Alcaraz's chart is not a simple one. The Sun wants to build quietly and to consolidate; the Ascendant wants to break rules and surprise; the Moon wants to play and stay curious; Saturn wants to master and repeat. The tightest single tension — Sun against Neptune — asks him to play at full force even when certainty is not available, even when the ground underneath feels uncertain. He has learned, early, that waiting for certainty is not an option.
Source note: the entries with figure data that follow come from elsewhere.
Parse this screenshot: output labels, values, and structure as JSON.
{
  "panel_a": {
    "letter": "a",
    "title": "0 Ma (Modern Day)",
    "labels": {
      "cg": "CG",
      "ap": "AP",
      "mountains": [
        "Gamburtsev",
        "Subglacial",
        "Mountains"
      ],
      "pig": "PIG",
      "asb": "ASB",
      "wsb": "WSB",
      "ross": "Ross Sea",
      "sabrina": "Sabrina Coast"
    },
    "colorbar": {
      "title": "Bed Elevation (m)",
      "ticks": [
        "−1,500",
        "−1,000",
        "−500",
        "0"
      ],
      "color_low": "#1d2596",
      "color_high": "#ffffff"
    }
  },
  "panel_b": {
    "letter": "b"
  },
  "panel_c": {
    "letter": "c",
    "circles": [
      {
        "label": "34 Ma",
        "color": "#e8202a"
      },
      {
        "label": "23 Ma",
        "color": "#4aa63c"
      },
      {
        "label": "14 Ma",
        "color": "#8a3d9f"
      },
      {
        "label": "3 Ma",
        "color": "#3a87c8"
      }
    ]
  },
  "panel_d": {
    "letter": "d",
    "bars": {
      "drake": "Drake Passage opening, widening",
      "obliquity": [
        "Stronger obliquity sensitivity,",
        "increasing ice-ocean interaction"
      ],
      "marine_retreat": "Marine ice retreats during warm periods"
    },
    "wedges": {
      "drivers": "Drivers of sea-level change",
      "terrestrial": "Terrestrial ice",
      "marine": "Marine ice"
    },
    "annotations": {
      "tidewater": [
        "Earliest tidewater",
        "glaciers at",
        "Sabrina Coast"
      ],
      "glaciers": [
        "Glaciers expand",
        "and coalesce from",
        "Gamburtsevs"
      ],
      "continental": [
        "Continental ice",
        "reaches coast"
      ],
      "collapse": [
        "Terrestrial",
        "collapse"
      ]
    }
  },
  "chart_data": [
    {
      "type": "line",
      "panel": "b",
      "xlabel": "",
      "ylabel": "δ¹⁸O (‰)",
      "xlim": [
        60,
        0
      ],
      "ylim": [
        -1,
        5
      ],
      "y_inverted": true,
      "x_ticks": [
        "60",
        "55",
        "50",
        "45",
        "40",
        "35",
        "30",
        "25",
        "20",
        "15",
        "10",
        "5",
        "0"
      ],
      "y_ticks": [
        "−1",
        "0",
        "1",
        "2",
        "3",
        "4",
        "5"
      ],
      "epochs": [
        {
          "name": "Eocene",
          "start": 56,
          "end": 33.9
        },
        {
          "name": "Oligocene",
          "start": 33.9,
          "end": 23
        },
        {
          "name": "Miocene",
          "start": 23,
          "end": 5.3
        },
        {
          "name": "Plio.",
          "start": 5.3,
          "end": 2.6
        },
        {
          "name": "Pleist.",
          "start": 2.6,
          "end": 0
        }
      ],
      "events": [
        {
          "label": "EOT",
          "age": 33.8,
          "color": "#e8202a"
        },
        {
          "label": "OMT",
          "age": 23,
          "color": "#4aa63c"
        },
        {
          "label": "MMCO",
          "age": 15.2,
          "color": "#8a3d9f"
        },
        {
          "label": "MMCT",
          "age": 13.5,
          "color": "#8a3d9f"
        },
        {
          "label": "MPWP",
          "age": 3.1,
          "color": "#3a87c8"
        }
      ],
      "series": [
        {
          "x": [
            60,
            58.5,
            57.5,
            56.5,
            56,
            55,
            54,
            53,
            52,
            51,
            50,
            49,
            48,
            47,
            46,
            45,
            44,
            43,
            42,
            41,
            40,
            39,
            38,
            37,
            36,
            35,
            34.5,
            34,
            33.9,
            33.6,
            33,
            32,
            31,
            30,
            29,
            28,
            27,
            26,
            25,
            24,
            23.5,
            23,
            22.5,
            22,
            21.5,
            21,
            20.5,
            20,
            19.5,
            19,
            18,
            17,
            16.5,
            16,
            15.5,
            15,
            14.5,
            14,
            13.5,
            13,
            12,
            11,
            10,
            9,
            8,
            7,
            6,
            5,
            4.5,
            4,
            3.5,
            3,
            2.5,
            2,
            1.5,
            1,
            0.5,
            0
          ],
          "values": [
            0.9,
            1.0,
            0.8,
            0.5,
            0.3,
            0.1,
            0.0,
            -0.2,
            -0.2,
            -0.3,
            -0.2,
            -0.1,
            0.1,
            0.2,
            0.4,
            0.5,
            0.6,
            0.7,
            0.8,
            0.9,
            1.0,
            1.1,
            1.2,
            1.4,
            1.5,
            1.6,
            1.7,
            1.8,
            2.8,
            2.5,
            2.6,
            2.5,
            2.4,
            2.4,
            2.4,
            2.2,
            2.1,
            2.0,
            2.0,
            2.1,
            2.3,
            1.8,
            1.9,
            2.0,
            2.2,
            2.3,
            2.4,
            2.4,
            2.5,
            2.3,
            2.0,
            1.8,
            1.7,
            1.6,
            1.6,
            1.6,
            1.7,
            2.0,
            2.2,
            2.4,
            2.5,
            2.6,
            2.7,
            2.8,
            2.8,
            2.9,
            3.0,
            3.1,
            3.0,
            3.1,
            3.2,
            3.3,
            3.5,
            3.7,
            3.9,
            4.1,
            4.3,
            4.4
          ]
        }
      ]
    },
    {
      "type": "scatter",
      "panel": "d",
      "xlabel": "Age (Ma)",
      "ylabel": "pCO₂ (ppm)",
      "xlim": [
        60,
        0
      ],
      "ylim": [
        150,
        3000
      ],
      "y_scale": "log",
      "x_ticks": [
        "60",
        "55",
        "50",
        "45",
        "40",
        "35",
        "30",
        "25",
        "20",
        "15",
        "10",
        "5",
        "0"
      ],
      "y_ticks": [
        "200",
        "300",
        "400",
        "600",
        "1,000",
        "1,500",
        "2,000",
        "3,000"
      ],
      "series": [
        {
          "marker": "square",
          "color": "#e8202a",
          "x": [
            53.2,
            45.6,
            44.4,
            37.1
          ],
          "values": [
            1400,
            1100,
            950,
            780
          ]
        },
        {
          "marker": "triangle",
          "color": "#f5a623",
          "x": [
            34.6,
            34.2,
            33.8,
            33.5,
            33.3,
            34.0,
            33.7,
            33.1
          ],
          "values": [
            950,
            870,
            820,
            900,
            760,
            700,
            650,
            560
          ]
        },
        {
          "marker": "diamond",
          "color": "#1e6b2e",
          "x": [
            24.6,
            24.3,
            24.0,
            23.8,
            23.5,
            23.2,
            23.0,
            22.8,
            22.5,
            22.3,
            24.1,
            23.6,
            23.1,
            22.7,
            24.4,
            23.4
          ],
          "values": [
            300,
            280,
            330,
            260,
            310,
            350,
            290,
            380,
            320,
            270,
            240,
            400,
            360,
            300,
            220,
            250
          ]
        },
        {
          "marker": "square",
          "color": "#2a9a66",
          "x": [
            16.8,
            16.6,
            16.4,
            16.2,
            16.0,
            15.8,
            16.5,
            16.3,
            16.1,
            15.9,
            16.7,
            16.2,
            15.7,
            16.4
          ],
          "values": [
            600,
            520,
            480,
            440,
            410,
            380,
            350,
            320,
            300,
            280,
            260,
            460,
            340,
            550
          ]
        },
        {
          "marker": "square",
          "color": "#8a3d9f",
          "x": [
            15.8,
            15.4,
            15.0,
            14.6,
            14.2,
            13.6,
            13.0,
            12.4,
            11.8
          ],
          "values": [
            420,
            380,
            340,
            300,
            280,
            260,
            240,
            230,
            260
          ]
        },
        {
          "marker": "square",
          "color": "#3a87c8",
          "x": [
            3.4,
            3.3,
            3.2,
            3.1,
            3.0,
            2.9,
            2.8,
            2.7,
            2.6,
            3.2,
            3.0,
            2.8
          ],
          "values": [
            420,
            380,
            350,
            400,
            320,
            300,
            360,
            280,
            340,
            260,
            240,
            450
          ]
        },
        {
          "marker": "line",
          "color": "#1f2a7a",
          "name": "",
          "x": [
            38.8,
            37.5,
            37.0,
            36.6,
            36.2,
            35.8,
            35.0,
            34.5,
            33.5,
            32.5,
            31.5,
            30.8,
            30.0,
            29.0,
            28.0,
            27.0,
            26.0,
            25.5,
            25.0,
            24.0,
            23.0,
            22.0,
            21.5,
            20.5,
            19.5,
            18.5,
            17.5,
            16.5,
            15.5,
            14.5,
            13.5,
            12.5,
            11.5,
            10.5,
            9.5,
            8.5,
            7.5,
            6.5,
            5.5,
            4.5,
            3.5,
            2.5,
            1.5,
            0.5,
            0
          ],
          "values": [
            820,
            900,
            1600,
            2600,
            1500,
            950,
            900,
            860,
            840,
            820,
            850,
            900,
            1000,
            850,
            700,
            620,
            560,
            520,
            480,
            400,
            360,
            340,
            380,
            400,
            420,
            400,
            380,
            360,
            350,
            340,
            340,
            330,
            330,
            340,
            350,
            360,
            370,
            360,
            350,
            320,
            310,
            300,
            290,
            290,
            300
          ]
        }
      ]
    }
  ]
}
What is consistent across the whole chart is a genuine appetite for difficulty. Not for difficulty as an end in itself, but for what difficulty reveals — about technique, about composure, about whether the preparation was real. He became the youngest world number one in history at nineteen not because his chart made it easy, but because the tensions in it made anything less than full commitment feel insufficient. That is the gift inside the hardest part of this map.

The chart

Carlos Alcaraz — Sun in Taurus · Moon in Gemini · Aquarius rising Sun in Taurus, Moon in Gemini, Mercury in Taurus, Venus in Aries, Mars in Aquarius, Jupiter in Leo, Saturn in Gemini, Uranus in Pisces, Neptune in Aquarius, Pluto in Sagittarius, Ascendant Aquarius, Midheaven Scorpio. Birth: El Palmar, Murcia, Spain, 2003. ♈︎ ♉︎ ♊︎ ♋︎ ♌︎ ♍︎ ♎︎ ♏︎ ♐︎ ♑︎ ♒︎ ♓︎ 1 2 3 4 5 6 7 8 9 10 11 12 ☉︎ ☽︎ ☿︎ ♀︎ ♂︎ ♃︎ ♄︎ ♅︎ ♆︎ ♇︎ AC DC MC IC How to read it →

Frequently asked questions

What is Carlos Alcaraz's zodiac sign?

Carlos Alcaraz's Sun sign is Taurus — the Sun was in Taurus at birth (2003).

What is Carlos Alcaraz's moon sign?

Carlos Alcaraz has the Moon in Gemini. The Moon sign describes the emotional and instinctive layer of the chart.

What is Carlos Alcaraz's rising sign?

Carlos Alcaraz's rising sign (ascendant) is Aquarius — the sign on the eastern horizon at the moment of birth.

When and where was Carlos Alcaraz born?

Carlos Alcaraz was born in 2003 in El Palmar, Murcia, Spain.